Looking for Butter Boy
This Aboriginal Australian troubadour might be the only man alive who could sing "There's nothing so sweet as my mother's heartbeat" without causing his listeners to gag on sentimentality. On Looking for Butter Boy, Roach's songs about racial freedom and family love ease into the skin thanks to a resonant voice that soothes like aloe vera on a burn. "Beggar Man," the record's opener, is almost ska-like, contrasting nicely with "Give Unto Caesar," a loud, fuzzy number with a guitar hook that Bob Mould would be proud to have written. These tracks bookend sweet, country-tinged tales like "A Child Was Born Here" and the Willie Nelson-ish "Reach for You." Cherishing one's kin has never sounded so cool.

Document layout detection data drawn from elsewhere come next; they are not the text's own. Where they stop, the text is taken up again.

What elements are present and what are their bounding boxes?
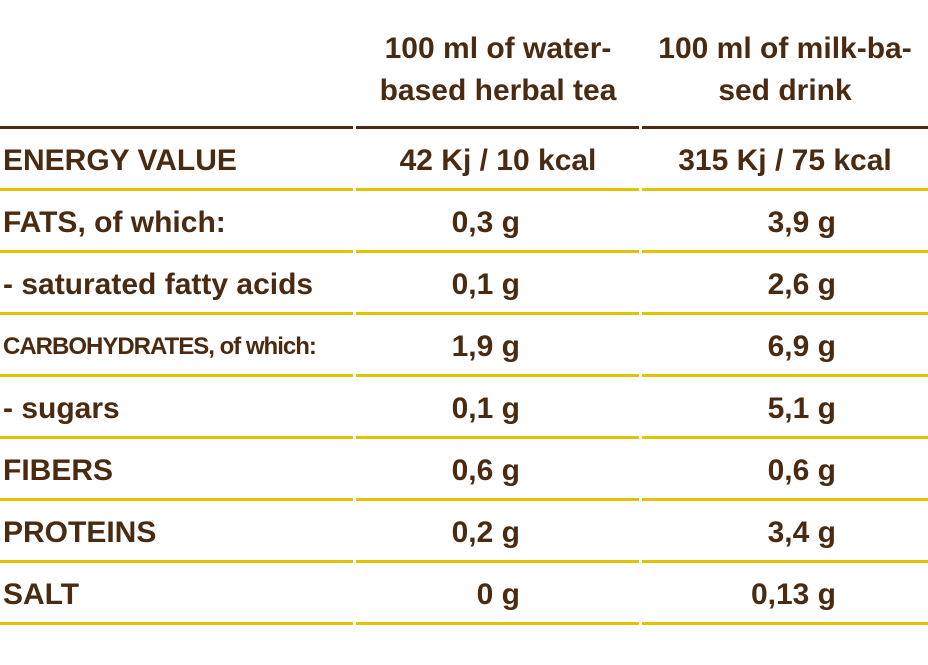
row-divider (0, 436, 353, 439)
row-label: - sugars (3, 392, 120, 425)
table-row: FIBERS 0,6 g 0,6 g (0, 439, 928, 501)
tea-value: 0,1 g (451, 268, 520, 301)
row-divider (356, 560, 639, 563)
row-divider (0, 498, 353, 501)
row-divider (356, 436, 639, 439)
row-divider (0, 188, 353, 191)
row-divider (356, 188, 639, 191)
milk-value: 3,4 g (767, 516, 836, 549)
header-tea-line1: 100 ml of water- (384, 32, 612, 65)
row-divider (0, 560, 353, 563)
milk-value: 315 Kj / 75 kcal (678, 144, 892, 177)
row-label: ENERGY VALUE (3, 144, 237, 177)
table-row: - saturated fatty acids 0,1 g 2,6 g (0, 253, 928, 315)
header-milk: 100 ml of milk-ba- sed drink (642, 28, 928, 112)
row-divider (356, 498, 639, 501)
row-label: PROTEINS (3, 516, 157, 549)
tea-value: 0 g (476, 578, 520, 611)
row-label: - saturated fatty acids (3, 268, 314, 301)
row-divider (356, 374, 639, 377)
table-row: SALT 0 g 0,13 g (0, 563, 928, 625)
header-milk-line2: sed drink (718, 74, 852, 107)
header-divider (0, 126, 353, 129)
header-tea-line2: based herbal tea (379, 74, 617, 107)
row-label: CARBOHYDRATES, of which: (3, 333, 317, 360)
row-divider (356, 622, 639, 625)
row-divider (642, 436, 928, 439)
table-row: PROTEINS 0,2 g 3,4 g (0, 501, 928, 563)
table-row: ENERGY VALUE 42 Kj / 10 kcal 315 Kj / 75 k… (0, 129, 928, 191)
row-label: SALT (3, 578, 80, 611)
tea-value: 0,1 g (451, 392, 520, 425)
milk-value: 3,9 g (767, 206, 836, 239)
header-milk-line1: 100 ml of milk-ba- (658, 32, 912, 65)
row-divider (642, 374, 928, 377)
milk-value: 2,6 g (767, 268, 836, 301)
header-divider (642, 126, 928, 129)
row-divider (642, 188, 928, 191)
tea-value: 42 Kj / 10 kcal (399, 144, 597, 177)
table-row: - sugars 0,1 g 5,1 g (0, 377, 928, 439)
row-divider (356, 312, 639, 315)
table-row: FATS, of which: 0,3 g 3,9 g (0, 191, 928, 253)
row-divider (642, 312, 928, 315)
row-divider (0, 250, 353, 253)
milk-value: 0,13 g (750, 578, 836, 611)
row-divider (0, 312, 353, 315)
tea-value: 0,2 g (451, 516, 520, 549)
milk-value: 6,9 g (767, 330, 836, 363)
milk-value: 5,1 g (767, 392, 836, 425)
row-label: FIBERS (3, 454, 114, 487)
row-label: FATS, of which: (3, 206, 226, 239)
tea-value: 1,9 g (451, 330, 520, 363)
tea-value: 0,3 g (451, 206, 520, 239)
row-divider (356, 250, 639, 253)
row-divider (0, 374, 353, 377)
row-divider (0, 622, 353, 625)
row-divider (642, 498, 928, 501)
row-divider (642, 250, 928, 253)
row-divider (642, 622, 928, 625)
tea-value: 0,6 g (451, 454, 520, 487)
milk-value: 0,6 g (767, 454, 836, 487)
table-row: CARBOHYDRATES, of which: 1,9 g 6,9 g (0, 315, 928, 377)
header-divider (356, 126, 639, 129)
header-tea: 100 ml of water- based herbal tea (356, 28, 640, 112)
row-divider (642, 560, 928, 563)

The Dance of Heaven's Ghosts: The Music of Greece
The fourteen tracks presented here by Gerald Seligman, with help from Vangelis Yannopoulos, avoid the weaknesses that afflict the hackneyed recordings usually heard in ethnic restaurants by capturing the full range of Greece's three distinct forms of music: dimotiko, nissiotiko and laiko. The first, which fuses the chants of psaltes, or church singers, with a Middle Eastern vocal tremolo whose origins can be traced to the Turkish conquest of the Byzantine Empire, is represented by the mesmerizing "Oli Me Len Tragoudisse (They're All Telling Me to Sing)." Performed by Hronis Aidonidis, whose father once headed the Greek Orthodox church, the song brings together the lazy rhythms of the Byzantine tradition with the help of Balkan instruments such as the mournful santouri (aka hammered dulcimer) and dreamy saz pipes. Typical of the nissiotiko, an island folk music whose medieval character was left unaltered by the Ottoman occupation, is Yannis Parios's "Eho Mia Dipsa (Such a Thirst)." An almost peppy number, it uses warm guitar chords, violin and horse-and-wagon percussion to pull the listener into an exotic, Mediterranean world. As for laiko, it is spotlighted in "I Mangues Then Iparhoun Pia (No Punks Live Here Anymore)," by Haris Alexiou, a master of rembetiko (a vocal style that suggests an Eastern variation on the blues) who's widely regarded as Greece's greatest female vocalist. Laiko has made famous--sometimes infamous--inroads into the Western Hemisphere via the bouzouki, a long-necked, double-stringed instrument from the lute family, and this track demonstrates why; the dancing interplay between bouzouki and accordion is beautiful. So, too, is the disc as a whole, yet it's also overlaid with a melancholy that anyone even mildly interested in Islamic music will find difficult to forget.